Thursday, April 10, 2014

Public Meeting Concerning the Propoosed Determination Within the Orem Subdivision

The Utah Division of Water Rights has set a public meeting to discuss the proposed determination of water rights within the Orem Subdivision of the Provo River Division in the Utah Lake / Jordan River Drainage (Area No. 55, Book 3). The following information is from the public meeting notice:

What: Public Meeting
Who: Water Users within the Orem Area (i.e., City of Orem, Town of Vineyard, portions of Provo City located north or west of the Provo River, and the southern portion of Lindon City)
When: May 13, 2014, 4:00 - 5:00 PM
Where: Central Utah Water Conservancy District, 355 West University Parkway, Orem, UT 84058
Purpose: In accordance with Chapter 73-4, Utah Code Annotated, and the Third Judicial District Court (Civil No. 360057298), the State Engineer is authorized and ordered to conduct a general determination of the rights to the use of all water, both surface and underground, within the drainage area of the Orem Subdivision, Provo River Division, of the Utah Lake and Jordan River Area in Utah County.
Efforts are currently underway and over the past few months, representatives of the Division of Water Rights have worked in the Orem Area to survey existing water use, contact water users, and review the water rights of record. In light of this work, the public is invited to a Public Meeting. Representatives from the Division of Water Rights will be available during this time to discuss the adjudication process, review water rights within the area, and answer questions.
If individuals cannot attend, but have questions regarding the adjudication process or water rights within the Orem Area; please contact Blake Bingham at (801) 538-7345.

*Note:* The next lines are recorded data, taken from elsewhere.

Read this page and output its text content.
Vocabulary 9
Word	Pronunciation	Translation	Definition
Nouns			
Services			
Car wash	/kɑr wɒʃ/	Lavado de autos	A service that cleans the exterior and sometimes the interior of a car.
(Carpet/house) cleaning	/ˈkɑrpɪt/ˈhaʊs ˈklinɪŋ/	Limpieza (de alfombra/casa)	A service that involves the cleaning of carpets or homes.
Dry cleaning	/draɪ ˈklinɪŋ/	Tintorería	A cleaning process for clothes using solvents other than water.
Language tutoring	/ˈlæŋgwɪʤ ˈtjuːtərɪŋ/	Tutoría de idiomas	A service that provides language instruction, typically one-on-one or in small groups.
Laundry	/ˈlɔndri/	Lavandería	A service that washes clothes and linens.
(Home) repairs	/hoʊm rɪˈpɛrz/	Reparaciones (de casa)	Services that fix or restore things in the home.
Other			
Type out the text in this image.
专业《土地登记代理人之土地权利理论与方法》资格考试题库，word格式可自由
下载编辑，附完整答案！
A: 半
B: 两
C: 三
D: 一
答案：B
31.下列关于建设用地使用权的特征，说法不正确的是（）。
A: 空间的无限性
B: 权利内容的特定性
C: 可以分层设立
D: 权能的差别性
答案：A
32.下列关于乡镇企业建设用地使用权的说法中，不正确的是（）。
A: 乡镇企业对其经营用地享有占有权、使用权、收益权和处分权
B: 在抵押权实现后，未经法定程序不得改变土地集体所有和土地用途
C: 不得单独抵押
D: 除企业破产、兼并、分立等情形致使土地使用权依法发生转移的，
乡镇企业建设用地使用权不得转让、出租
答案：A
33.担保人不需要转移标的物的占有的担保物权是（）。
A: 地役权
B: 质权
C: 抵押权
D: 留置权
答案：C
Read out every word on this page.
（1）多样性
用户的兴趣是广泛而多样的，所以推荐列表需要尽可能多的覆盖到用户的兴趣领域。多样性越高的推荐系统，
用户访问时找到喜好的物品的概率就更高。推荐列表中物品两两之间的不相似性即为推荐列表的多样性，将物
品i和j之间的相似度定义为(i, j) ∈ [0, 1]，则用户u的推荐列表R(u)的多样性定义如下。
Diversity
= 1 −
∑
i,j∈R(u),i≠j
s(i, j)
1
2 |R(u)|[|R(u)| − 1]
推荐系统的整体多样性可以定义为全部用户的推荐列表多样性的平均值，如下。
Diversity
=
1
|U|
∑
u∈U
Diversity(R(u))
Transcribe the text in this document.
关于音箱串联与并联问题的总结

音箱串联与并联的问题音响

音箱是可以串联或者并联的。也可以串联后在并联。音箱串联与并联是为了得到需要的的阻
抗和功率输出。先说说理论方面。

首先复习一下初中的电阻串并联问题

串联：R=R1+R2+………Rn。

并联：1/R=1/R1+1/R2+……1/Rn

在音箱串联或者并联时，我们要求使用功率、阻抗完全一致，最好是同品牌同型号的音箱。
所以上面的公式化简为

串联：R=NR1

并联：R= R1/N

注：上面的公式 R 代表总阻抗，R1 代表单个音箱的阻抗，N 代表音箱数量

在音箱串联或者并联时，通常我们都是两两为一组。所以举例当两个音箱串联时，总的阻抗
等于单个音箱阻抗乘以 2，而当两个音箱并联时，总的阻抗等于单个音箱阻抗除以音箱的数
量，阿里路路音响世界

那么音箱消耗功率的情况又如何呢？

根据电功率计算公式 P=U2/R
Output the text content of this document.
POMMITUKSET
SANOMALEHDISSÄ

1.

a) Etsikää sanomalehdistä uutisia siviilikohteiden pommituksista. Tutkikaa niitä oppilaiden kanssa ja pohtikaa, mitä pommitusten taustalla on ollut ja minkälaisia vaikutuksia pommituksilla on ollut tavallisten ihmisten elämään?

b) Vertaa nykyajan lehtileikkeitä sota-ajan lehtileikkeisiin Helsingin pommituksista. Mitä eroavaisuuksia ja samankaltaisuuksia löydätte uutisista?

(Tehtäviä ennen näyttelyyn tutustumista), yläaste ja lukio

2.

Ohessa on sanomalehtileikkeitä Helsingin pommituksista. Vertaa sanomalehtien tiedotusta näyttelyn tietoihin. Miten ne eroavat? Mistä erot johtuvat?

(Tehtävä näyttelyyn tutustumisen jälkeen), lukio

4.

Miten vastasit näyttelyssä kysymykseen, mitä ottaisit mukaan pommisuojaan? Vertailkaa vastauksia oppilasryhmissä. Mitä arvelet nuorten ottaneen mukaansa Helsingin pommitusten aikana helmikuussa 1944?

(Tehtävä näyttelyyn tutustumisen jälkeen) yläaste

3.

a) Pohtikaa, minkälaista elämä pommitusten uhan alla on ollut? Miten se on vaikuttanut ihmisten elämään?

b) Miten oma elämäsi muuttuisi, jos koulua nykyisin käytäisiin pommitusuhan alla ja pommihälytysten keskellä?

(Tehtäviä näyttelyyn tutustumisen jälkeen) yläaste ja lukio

1. Introduction Blake Bingham, P.E. - Adjudication Program Manager
2. Adjudication Process Presentation
3. Public Comments & Questions

For more information on the meeting, click here.

Wednesday, April 9, 2014

Central Utah Water Conservancy District v. Jensen

In 2011, the Utah Supreme Court issued its opinion in the Jensen v. Jones, in which the Court held that the State Engineer could not consider alleged forfeiture in determining whether or not to grant a change application.  The Court did not, however, determine whether the water right owned by Jensen had actually been forfeited. 

A few months after the Court's decision, Central Utah Water Conservancy District ("CUWCD") initiated a separate lawsuit in district court against Jensen seeking to have Jensen's water right declared forfeited.  On March 12, 2014, the district court issued a ruling in which the court concluded that the Jensen water right was forfeited for nonuse.

The district court first addressed Jensen's argument that CUWCD should be estopped from bringing the forfeiture action because a lawsuit alleging forfeiture should have been brought before Jensen spent significant time and money pursuing the change application.  Although the court acknowledged these costs, the court concluded that the legal standard of "manifest injustice" had not been met and that Jensen had not materially altered their course of conduct based on the CUWCD's alleged inaction.  The court also noted that the doctrine of beneficial use was established to protect the public and Utah's limited resource of water, and therefore it was in the public interest to allow CUWCD to pursue its forfeiture claim.

The court next addressed the primary issue of whether the Jensen water right had been forfeited.  The court focused primarily on Jensen's inability to produce any documents, records, or evidence that she or her predecessors had beneficially used the water right for at least 25 years, as well as prior acknowledgments that no beneficial use had occurred.  Although Jensen urged the court to balance the requirement of beneficial use of water against the public policy of protecting property rights, the court declined to do so, concluding that Utah Code section 73-1-4 did not require or allow any such balancing.  The court also rejected Jensen's arguments that forfeiture should not apply due to alleged unavailability of water in the source and due to the pending change application.

It is currently unknown if Jensen will appeal this decision.  If the ruling stands, it will surely result in an end to the still-pending case regarding the State Engineer's denial of the change application.  It is also unknown to what extent, if any, this ruling may have on future legislative considerations of legislation relating to the State Engineer's authority to review beneficial use and nonuse in the context of a change application.